★★★★
The Serbian violinist Nemanja Radulovic is a maverick in the manner of Nigel Kennedy and David Garrett, a stage animal with a twist of difference. On his latest album, Radulovic wears a monk-like cassock down to the floor with hair down to his waist, as if he had spent the last forty days in a cave, communing with the eternal. The music he performs here is by Prokofiev, a composer whose eye was forever on the earthly and the existential. The surprise lies in the soloist’s approach.
Radulovic plays the concerto softly and with introspection, requiring the Philharmonia Orchestra (conducted by Santu-Matias Rouvali) to listen as intently as a fox in a field. These are survival issues. At this level of quietude there is no room for error or equivocation. For pure tone, you will struggle to find a more fully realised performance on record. Something of the struggle between soloist and mass gets lost in transmission, as does the composer’s bleak humour, but this is a defining account by a distinctive artist.
The album’s companion pieces are more varied in mood. A Heifetz encore taken from Prokofiev’s first symphony is neatly done, as is the mazurka from Cinderella, both with Laure Favre-Kahn as pianist.
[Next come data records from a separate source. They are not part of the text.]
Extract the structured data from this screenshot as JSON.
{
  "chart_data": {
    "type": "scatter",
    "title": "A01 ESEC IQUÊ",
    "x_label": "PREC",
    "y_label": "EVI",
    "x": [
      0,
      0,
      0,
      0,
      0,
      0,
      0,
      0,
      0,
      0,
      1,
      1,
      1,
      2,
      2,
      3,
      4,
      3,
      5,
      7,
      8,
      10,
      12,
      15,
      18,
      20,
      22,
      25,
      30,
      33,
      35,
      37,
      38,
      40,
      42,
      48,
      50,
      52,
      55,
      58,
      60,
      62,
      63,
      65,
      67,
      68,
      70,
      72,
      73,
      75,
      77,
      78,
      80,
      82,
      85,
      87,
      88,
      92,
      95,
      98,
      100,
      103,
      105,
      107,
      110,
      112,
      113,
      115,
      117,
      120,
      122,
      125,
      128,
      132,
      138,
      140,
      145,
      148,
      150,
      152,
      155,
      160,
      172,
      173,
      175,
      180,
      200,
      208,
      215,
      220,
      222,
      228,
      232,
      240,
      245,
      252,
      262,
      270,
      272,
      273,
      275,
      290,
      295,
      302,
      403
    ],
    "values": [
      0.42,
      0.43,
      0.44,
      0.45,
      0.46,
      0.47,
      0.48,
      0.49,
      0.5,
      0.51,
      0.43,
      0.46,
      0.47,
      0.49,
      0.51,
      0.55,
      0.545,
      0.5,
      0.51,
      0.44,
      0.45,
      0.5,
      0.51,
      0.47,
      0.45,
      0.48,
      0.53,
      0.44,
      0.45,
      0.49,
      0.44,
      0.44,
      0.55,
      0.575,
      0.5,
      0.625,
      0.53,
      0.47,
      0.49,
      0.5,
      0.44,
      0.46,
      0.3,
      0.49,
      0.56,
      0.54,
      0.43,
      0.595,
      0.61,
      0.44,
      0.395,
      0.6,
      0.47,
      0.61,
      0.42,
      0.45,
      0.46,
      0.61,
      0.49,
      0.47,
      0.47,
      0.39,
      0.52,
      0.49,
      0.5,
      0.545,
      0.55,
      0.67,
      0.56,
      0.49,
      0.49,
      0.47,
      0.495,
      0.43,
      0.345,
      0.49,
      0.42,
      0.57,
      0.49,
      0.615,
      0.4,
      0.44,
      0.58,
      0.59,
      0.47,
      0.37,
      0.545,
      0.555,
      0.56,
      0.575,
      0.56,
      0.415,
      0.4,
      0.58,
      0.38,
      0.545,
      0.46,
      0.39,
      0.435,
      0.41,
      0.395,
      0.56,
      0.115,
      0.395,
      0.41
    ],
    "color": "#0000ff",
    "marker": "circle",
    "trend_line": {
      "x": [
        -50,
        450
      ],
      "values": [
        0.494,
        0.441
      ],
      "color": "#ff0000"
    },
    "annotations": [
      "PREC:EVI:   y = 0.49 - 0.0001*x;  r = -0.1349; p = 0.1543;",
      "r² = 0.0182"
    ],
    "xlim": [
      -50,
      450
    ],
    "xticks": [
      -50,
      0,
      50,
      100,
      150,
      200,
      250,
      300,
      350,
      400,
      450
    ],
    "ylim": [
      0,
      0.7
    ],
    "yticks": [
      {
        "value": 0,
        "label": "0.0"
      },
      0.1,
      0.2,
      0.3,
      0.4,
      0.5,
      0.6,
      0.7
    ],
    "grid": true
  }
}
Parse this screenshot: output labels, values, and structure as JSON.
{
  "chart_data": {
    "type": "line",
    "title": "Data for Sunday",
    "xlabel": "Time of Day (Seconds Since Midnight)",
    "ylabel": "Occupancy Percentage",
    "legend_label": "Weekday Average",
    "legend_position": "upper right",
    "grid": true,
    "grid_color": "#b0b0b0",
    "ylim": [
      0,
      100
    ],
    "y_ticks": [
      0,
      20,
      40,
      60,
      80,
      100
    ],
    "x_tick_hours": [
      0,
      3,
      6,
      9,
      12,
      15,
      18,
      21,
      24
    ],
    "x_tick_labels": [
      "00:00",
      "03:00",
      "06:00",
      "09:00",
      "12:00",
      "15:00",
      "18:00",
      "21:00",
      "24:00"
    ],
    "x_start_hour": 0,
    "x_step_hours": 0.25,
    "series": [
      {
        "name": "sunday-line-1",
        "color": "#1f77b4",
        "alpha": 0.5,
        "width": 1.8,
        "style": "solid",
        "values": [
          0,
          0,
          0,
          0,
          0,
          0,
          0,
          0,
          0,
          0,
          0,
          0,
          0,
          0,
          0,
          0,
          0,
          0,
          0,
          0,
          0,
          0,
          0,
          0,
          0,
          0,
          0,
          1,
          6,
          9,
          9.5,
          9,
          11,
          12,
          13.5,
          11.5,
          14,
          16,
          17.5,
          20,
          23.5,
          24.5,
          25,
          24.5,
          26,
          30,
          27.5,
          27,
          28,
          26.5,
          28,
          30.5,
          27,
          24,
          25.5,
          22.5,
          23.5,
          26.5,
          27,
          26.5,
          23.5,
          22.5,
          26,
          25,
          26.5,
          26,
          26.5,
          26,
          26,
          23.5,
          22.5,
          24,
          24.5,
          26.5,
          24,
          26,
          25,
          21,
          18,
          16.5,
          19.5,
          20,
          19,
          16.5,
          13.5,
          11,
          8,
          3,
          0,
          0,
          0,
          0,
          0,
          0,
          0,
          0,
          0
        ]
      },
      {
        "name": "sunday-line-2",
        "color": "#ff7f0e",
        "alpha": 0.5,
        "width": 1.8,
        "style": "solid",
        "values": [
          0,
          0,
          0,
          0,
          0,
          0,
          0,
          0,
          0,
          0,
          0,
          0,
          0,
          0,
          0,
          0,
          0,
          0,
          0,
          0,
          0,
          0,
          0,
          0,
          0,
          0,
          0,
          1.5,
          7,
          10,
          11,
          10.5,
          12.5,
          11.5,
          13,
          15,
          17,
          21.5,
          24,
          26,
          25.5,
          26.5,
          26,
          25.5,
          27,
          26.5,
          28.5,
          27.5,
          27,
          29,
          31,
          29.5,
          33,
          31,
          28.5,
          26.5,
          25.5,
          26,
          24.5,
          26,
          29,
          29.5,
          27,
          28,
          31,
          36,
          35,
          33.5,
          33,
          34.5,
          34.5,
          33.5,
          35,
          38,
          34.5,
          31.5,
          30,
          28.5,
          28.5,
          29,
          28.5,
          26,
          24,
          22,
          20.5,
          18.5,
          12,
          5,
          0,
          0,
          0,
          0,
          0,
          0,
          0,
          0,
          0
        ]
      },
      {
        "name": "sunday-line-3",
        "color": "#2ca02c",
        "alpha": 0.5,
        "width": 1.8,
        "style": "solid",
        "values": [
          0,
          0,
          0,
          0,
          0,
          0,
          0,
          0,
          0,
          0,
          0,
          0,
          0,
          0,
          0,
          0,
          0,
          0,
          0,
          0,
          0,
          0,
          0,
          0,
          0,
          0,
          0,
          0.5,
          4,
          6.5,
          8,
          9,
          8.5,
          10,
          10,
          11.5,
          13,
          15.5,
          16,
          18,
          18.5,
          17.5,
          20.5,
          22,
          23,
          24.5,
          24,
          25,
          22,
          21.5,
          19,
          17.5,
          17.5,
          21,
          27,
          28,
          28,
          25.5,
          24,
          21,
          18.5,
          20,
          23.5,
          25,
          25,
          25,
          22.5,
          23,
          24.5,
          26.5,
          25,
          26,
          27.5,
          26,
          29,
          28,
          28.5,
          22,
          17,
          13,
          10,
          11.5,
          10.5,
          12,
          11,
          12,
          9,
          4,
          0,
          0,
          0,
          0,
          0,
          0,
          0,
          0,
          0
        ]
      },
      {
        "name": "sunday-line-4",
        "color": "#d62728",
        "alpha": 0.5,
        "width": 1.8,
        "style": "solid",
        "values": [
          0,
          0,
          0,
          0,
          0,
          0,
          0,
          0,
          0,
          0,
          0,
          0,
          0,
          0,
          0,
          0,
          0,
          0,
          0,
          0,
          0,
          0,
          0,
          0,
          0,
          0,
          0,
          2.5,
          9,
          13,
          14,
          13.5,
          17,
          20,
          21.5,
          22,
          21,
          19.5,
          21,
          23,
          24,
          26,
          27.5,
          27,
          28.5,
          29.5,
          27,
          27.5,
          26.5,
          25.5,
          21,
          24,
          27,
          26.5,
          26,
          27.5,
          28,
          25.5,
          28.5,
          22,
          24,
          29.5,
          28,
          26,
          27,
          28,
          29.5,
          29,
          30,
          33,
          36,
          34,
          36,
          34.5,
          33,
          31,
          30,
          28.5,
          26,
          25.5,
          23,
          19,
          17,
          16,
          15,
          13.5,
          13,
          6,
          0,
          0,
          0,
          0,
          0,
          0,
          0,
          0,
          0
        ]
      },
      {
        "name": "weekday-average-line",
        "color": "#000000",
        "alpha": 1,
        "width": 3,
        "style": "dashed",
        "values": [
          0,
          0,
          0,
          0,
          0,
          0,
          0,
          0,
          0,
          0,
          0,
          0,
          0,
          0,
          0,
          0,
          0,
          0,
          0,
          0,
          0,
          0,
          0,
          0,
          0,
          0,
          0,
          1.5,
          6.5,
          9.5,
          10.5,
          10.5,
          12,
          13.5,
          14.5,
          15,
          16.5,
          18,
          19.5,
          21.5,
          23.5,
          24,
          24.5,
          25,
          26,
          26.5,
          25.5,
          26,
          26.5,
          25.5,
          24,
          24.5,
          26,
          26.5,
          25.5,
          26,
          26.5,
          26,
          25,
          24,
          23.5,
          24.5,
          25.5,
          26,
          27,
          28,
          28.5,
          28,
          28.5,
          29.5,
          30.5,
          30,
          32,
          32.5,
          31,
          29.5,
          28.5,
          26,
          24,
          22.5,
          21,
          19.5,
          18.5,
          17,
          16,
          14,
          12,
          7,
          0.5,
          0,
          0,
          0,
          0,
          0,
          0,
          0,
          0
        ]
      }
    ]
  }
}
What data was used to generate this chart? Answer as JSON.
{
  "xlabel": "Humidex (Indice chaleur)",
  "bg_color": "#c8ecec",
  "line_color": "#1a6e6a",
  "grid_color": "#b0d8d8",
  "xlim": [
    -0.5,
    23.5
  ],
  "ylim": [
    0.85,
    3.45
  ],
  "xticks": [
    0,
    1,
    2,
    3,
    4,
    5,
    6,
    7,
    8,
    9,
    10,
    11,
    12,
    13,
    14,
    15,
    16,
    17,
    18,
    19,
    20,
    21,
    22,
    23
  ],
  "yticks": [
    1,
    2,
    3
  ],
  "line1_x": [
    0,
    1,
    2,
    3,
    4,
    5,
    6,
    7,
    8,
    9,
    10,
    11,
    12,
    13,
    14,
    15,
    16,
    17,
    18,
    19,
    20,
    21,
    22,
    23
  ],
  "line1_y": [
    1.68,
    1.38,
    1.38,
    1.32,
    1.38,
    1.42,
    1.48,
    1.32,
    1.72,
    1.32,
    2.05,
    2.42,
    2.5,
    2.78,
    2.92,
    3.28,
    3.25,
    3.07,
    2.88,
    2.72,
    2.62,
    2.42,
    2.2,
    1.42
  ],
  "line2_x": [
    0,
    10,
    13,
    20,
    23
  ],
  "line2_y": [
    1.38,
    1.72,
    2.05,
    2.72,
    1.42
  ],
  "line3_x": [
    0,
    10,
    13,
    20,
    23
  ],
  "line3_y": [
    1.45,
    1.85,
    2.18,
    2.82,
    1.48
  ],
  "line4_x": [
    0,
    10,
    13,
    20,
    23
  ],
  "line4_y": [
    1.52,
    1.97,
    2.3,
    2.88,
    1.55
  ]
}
More arresting are the sonatas for one violin and two, the latter with the highly promising Swede-Norwegian Johan Dalene. The Heifetz march from Love for Three Oranges reverts to unsmiling brilliance. The final piece is the grand waltz from Cinderella, backed by a Parisian ensemble known aptly as the Devil’s Trills. The playing is diabolical, in the — rub your ears — best meaning of that word.